Default parameter values have been chosen in order to find the optimum in the examples considered below. However, it cannot be guarateed that this is the best choice for all cases. Keep in mind that no polynomial time exact algorithm can exist for the TSP, and thus harder instances will require to fine-tune the parameters. In any case, no guarantee of optimality of tours found by this method can be given, so they might be improved further by other methods.
Value
A list with two components: $tour contains a permutation of the 1:n sequence representing the tour constructed by the algorithm, $distance contains the value of the distance covered by the tour. When log=TRUE, the output list contains also the component $Lant, best tour distance found in the current iteration, and component $Lopt, best tour distance found before and including the current iteration.
Author(s)
Cesar Asensio
See Also
compute_distance_matrix computes matrix distances using 2d points, improve_tour_2opt improves a tour using 2-exchanges, plot_tour draws a tour
Examples
## Regular example with obvious solution (minimum distance 32)

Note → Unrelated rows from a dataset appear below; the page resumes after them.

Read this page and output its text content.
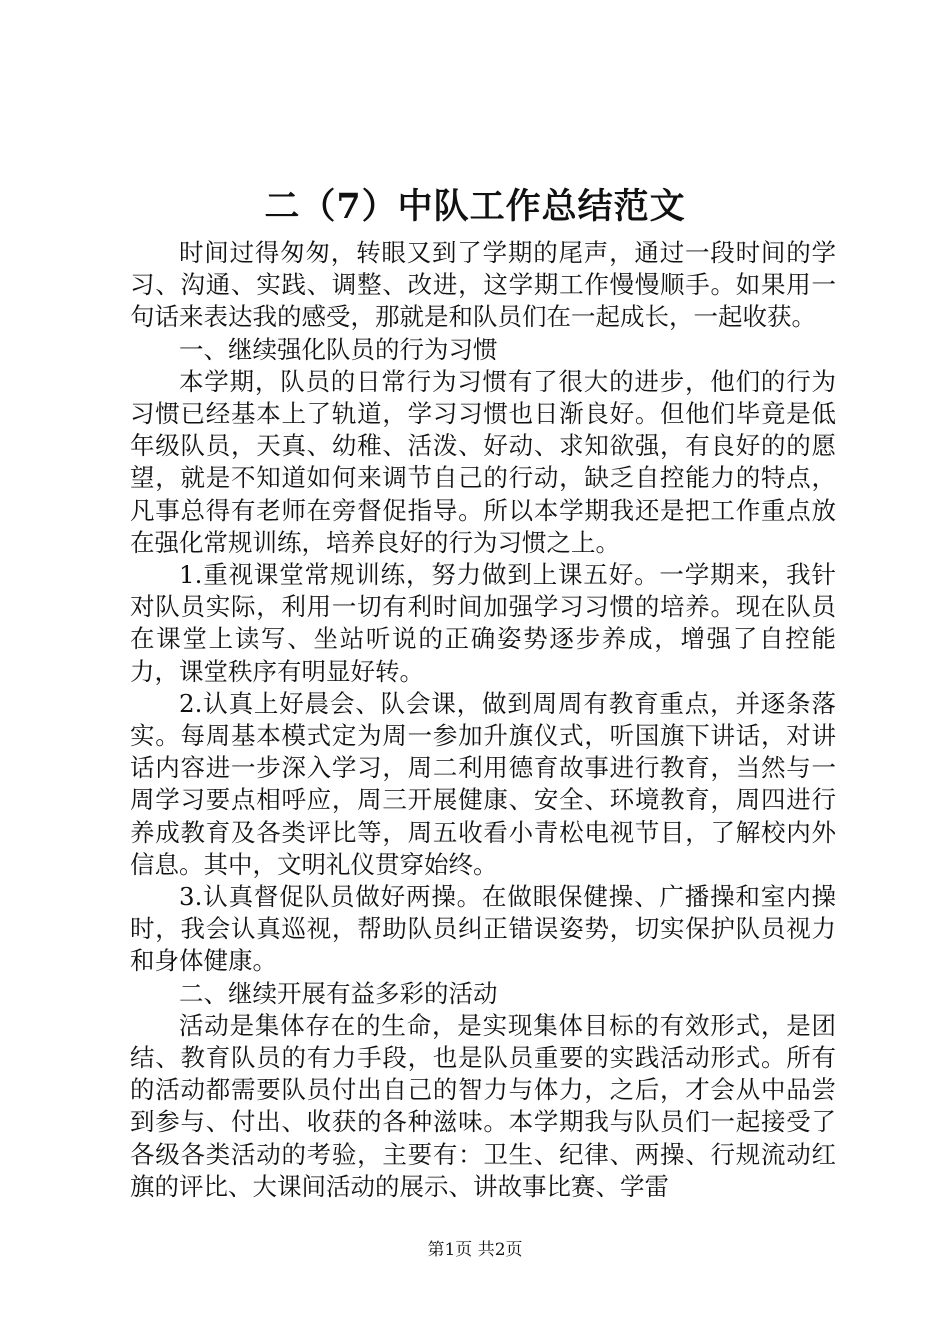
二（7）中队工作总结范文

时间过得匆匆，转眼又到了学期的尾声，通过一段时间的学习、沟通、实践、调整、改进，这学期工作慢慢顺手。如果用一句话来表达我的感受，那就是和队员们在一起成长，一起收获。

一、继续强化队员的行为习惯

本学期，队员的日常行为习惯有了很大的进步，他们的行为习惯已经基本上了轨道，学习习惯也日渐良好。但他们毕竟是低年级队员，天真、幼稚、活泼、好动、求知欲强，有良好的的愿望，就是不知道如何来调节自己的行动，缺乏自控能力的特点，凡事总得有老师在旁督促指导。所以本学期我还是把工作重点放在强化常规训练，培养良好的行为习惯之上。

1.重视课堂常规训练，努力做到上课五好。一学期来，我针对队员实际，利用一切有利时间加强学习习惯的培养。现在队员在课堂上读写、坐站听说的正确姿势逐步养成，增强了自控能力，课堂秩序有明显好转。

2.认真上好晨会、队会课，做到周周有教育重点，并逐条落实。每周基本模式定为周一参加升旗仪式，听国旗下讲话，对讲话内容进一步深入学习，周二利用德育故事进行教育，当然与一周学习要点相呼应，周三开展健康、安全、环境教育，周四进行养成教育及各类评比等，周五收看小青松电视节目，了解校内外信息。其中，文明礼仪贯穿始终。

3.认真督促队员做好两操。在做眼保健操、广播操和室内操时，我会认真巡视，帮助队员纠正错误姿势，切实保护队员视力和身体健康。

二、继续开展有益多彩的活动

活动是集体存在的生命，是实现集体目标的有效形式，是团结、教育队员的有力手段，也是队员重要的实践活动形式。所有的活动都需要队员付出自己的智力与体力，之后，才会从中品尝到参与、付出、收获的各种滋味。本学期我与队员们一起接受了各级各类活动的考验，主要有：卫生、纪律、两操、行规流动红旗的评比、大课间活动的展示、讲故事比赛、学雷

第1页 共2页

m <- 6 # Generate some points in the plane
z <- cbind(c(rep(0,m), rep(2,m), rep(5,m), rep(7,m)), rep(seq(0,m-1),4))
n <- nrow(z)
d <- compute_distance_matrix(z)
set.seed(2)
b <- search_tour_ants(d, n, K = 70, N = 20)
b$distance # Distance 32 (optimum)
plot_tour(z,b)
## Random points
set.seed(1)
n <- 15
z <- cbind(runif(n,min=1,max=10),runif(n,min=1,max=10))
d <- compute_distance_matrix(z)
b <- search_tour_ants(d, n, K = 50, N = 20)
b$distance # Distance 32.48669
plot_tour(z,b)